Letter to the editor: Accreditation process should be fair

Adam Bessie, DVC English professor

Thank you for covering the debate over the Faculty Senate resolution on the Accrediting Commission for Community and Junior Colleges decision to close City College of San Francisco, potentially displacing 80,000 students.

The resolution was not just about standing in solidarity with the students, faculty and staff of CCSF, but more broadly, was a call to ensure a fair and robust accreditation process, which is critical to ensuring an excellent education for students.  We need a great accreditation process;  yet, given the severity of the sanction on CCSF, and other colleges, many prominent education organizations and politicians have expressed concern over the recent actions by the ACCJC.

Even the Department of Education – which oversees the ACCJC – found the ACCJC out of compliance in several areas. Right now, the closure has been stopped by a judge to find out if it has a legal foundation.

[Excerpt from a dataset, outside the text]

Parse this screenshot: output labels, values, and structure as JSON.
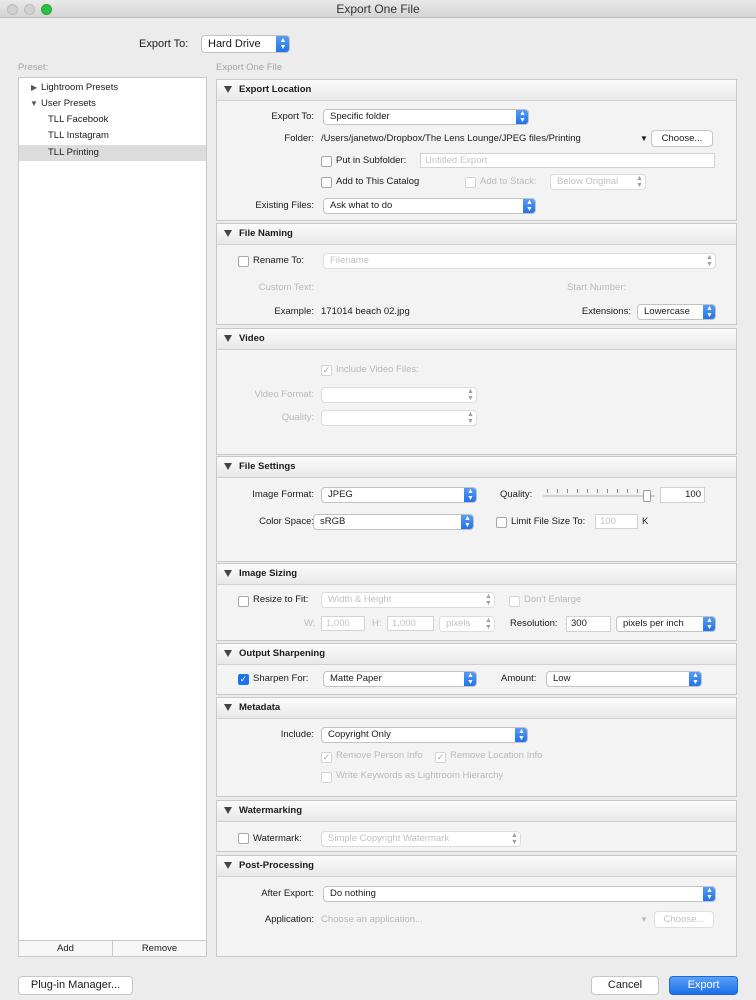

The resolution – which I did not author, and was passed in a similar form by four other local community colleges – brought these well-founded concerns to our Faculty Senate.

Through the democratic process, the Faculty Senate decided that the resolution did not have merit.  The English Department was the only department which voted in favor of it, though there were individual faculty in other departments that expressed agreement.

“Winning” was not the primary purpose of this resolution: rather, it was to raise awareness in faculty and student bodies, and create a thoughtful conversation.  To not have this conversation when we are miles away from CCSF, and are accredited by the same agency, would be remiss.  And while the resolution lost on the floor of the Faculty Senate, in terms of creating a civil dialogue on this issue, it was a success.

Now that we have a conversation, I hope The Inquirer continues it, reporting on the accreditation process objectively and thoroughly, as you have thus far.